When I was pregnant with Littlest one of my favorite things to eat was spinach and artichoke dip. Since having him, it’s still probably my favorite appetizer to get at a restaurant. But I had never tried making it at home before.
However, I have made quesadillas dozens of times. They are simple to make and everyone in my house loves them. I have traditionally made chicken quesadillas with cheddar cheese and cooked diced chicken. But when I was at Walmart picking up some cans of Ricos Cheese I saw that they had a Queso Blanco flavor. On a whim I added that to my cart along with some traditional nacho options.
While dreaming up what I could make with my White Queso Blanco Cheese sauce I thought about spinach and artichoke dip. And then I thought about adding chicken to the dip. And then I thought about turning it into a quesadilla. A few quick additions to my grocery cart for frozen spinach, a can of artichoke hearts, some cooked chicken, and flour tortillas and I was ready to go.
The first step to making homemade quesadillas stuffed with spinach and artichoke dip is making the dip. Turns out spinach and artichoke dip is easy to make at home! Thanks to Ricos Cheese Sauce it’s pretty much just heat and serve.
Combine the Ricos White Queso Blanco Cheese, spinach, and artichoke hearts. Heating the mixture in the microwave, stirring every minute until the dip is combined.

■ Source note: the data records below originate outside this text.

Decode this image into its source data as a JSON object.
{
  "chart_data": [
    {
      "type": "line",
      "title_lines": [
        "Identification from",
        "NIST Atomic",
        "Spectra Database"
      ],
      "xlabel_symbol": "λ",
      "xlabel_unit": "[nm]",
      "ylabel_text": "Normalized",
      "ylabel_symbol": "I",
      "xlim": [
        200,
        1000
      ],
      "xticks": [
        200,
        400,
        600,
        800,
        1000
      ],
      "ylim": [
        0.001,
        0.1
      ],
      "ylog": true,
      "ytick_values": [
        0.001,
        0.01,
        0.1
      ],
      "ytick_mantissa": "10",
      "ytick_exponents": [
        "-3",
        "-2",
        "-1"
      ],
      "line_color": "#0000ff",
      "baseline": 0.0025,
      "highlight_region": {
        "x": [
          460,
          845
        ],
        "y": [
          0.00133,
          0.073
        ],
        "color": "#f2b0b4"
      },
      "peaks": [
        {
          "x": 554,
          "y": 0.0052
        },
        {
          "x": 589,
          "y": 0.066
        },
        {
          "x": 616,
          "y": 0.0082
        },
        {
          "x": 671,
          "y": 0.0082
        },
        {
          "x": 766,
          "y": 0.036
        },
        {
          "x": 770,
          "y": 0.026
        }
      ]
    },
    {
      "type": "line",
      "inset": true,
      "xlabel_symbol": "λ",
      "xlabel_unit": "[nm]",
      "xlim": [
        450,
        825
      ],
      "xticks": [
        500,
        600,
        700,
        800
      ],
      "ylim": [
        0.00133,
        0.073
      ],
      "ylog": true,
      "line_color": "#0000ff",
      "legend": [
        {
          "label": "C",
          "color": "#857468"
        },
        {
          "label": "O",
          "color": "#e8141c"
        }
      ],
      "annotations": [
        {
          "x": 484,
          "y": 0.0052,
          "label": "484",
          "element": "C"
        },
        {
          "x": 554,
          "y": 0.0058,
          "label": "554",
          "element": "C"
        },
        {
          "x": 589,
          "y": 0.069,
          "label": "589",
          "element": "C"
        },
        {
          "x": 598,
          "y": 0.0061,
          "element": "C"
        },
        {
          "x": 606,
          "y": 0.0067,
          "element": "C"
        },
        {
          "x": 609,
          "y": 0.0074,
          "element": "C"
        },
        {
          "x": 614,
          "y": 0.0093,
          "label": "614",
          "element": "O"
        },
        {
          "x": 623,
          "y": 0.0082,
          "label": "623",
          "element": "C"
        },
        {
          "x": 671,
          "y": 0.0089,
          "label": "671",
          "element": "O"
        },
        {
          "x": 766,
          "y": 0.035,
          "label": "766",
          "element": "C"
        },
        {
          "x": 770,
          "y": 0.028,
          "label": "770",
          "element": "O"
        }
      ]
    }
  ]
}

After the dip is made it’s time to assemble the quesadillas. I like to butter the outsides of my flour tortillas. I also cook my quesadillas on a griddle so I can cook more than one at a time, but you could cook them in a skillet. I butter the tortilla and put it butter side down on the griddle. Then I layered the dip and chicken, and placed the 2nd flour tortilla on top – butter side up.
Remove the quesadillas from the heat and allow to cool slightly before slicing and serving.
Homemade quesadillas stuffed with spinach and artichoke dip, chicken and melted cheese, what more could you want for dinner?!
Queso Blanco Spinach and Artichoke Chicken Quesadillas
- 1 can Ricos Queso Blanco Cheese Sauce
- 1 pkg (10oz) frozen chopped spinach, thawed, well drained
- 1 can (14 oz) artichoke hearts, drained and chopped
- 1/4 tsp onion powder
- 1/4 tsp garlic powder
- Cooked diced chicken
- Flour tortillas
- Combine Ricos Queso Blanco Cheese Sauce, spinach, artichoke hearts, onion powder, and garlic powder.
- Microwave on high, stirring after each minute until mixture is well blended.
- Layer a flour tortilla, dip, chicken, and another flour tortilla.
- Cook on a griddle or in a skillet until tortilla is golden brown on each side, flipping once.
- Cool slightly, slice in wedges, and serve.